Reason #2 - As a prisoner in California myself, I know that closed prisons mean the re-crowding of people still stuck in the open ones. Let the sardine-packing begin...again. But this re-crowding has a much more nefarious consequence than just prisoner discomfort. It's easy to see how once a string of closures packs the remaining prisons full again, the argument almost makes itself that we need some shiny new dungeons, more economical, efficient, "safer" dungeons, to accommodate the "crime uptick"*, and (in a masterful stroke of cynical manipulation) to "ensure adequate conditions and healthcare" for a newly re-overcrowded population. Plus, of course, there's the perennial selling point of boosted economics and "good jobs" from the expansion of the prison-industrial complex. Everyone's a winner! (Except, you know, the losers.)
And thus, the carceral state of California grows more firmly entrenched than ever.
I have a suggestion...if you are abolition-minded, don't let yourself be moved by the closing of old, expensive prisons that can no longer be justified after prisoners have already been released for entirely other reasons. Instead, never forget that the goal is to create the pressure to still fill prisons, with the consequence that prisoners must then be released. Anything else is just political theater. Now...please share your take on this with me, ok?

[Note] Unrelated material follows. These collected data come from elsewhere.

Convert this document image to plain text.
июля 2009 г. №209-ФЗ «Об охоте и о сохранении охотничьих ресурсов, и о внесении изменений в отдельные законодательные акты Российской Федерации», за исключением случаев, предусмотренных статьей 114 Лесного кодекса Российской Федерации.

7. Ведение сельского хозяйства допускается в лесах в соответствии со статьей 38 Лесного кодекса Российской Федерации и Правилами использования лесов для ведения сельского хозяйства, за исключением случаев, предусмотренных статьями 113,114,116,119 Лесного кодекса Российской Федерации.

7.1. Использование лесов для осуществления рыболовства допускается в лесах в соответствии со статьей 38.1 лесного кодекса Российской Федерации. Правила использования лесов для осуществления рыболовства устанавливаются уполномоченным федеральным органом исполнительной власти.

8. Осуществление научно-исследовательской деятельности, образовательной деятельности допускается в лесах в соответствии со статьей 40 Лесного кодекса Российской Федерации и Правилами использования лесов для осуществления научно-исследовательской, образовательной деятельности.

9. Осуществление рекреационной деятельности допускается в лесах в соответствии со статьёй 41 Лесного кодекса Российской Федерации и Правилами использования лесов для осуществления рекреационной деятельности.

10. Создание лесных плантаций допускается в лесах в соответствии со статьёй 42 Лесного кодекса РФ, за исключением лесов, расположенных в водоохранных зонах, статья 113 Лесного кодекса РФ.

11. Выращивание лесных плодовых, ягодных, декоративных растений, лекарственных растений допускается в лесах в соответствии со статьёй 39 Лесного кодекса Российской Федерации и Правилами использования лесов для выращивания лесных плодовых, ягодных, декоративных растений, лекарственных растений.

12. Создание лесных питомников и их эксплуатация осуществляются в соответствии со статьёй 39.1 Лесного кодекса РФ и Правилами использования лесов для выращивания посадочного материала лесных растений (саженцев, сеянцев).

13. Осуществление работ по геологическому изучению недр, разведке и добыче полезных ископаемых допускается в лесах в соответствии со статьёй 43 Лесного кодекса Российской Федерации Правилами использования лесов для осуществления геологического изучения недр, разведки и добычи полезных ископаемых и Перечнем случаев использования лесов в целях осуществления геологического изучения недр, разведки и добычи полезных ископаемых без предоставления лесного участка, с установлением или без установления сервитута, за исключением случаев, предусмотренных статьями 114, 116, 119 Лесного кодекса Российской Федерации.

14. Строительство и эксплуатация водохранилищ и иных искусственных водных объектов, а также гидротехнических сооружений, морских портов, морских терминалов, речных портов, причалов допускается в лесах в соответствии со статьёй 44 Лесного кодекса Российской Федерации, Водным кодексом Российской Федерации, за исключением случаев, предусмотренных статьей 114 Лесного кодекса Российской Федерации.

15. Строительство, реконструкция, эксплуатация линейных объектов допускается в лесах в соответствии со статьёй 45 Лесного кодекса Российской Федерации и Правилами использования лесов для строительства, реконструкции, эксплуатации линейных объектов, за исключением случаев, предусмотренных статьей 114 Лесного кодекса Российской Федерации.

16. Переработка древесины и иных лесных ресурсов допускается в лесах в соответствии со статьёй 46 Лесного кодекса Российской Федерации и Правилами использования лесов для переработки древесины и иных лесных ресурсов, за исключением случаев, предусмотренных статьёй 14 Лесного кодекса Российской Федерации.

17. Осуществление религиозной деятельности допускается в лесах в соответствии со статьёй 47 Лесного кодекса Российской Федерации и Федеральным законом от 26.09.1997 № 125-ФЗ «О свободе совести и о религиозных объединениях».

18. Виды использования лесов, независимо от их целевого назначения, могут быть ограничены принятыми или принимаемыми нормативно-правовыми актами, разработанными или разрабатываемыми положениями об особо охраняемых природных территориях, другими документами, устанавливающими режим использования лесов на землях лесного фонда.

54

(*This idea of an "uptick" in crime drives me absolutely bonkers. I'll put together a separate blog on that one soon. When I do, it will represent an "uptick" in my posting. [a smiley face is drawn])


Replies (3) Replies feed

elaliberty Posted 1 month ago. ✓ Mailed 2 weeks, 4 days ago   Favorite
Thanks for writing! I finished the transcription for your post.

aanya.s Posted 1 month ago. ✓ Mailed 2 weeks, 4 days ago   Favorite
Thanks for writing! I finished the transcription for your post and thought it was super insightful!

Holden M. Green Posted 3 weeks, 3 days ago. ✓ Mailed 2 weeks, 4 days ago   Favorite
Holden - California

Hi Dymitri. I'm Holden Green and new to this blog.

I enjoy your take as an abolitionist and I enjoy working with you guys when I can.

Is so disappointing that so many Californians are committed to reforms (not necessarily even effective) rather than taking on the carceral state head on.

Do you have any opinion of the European systems?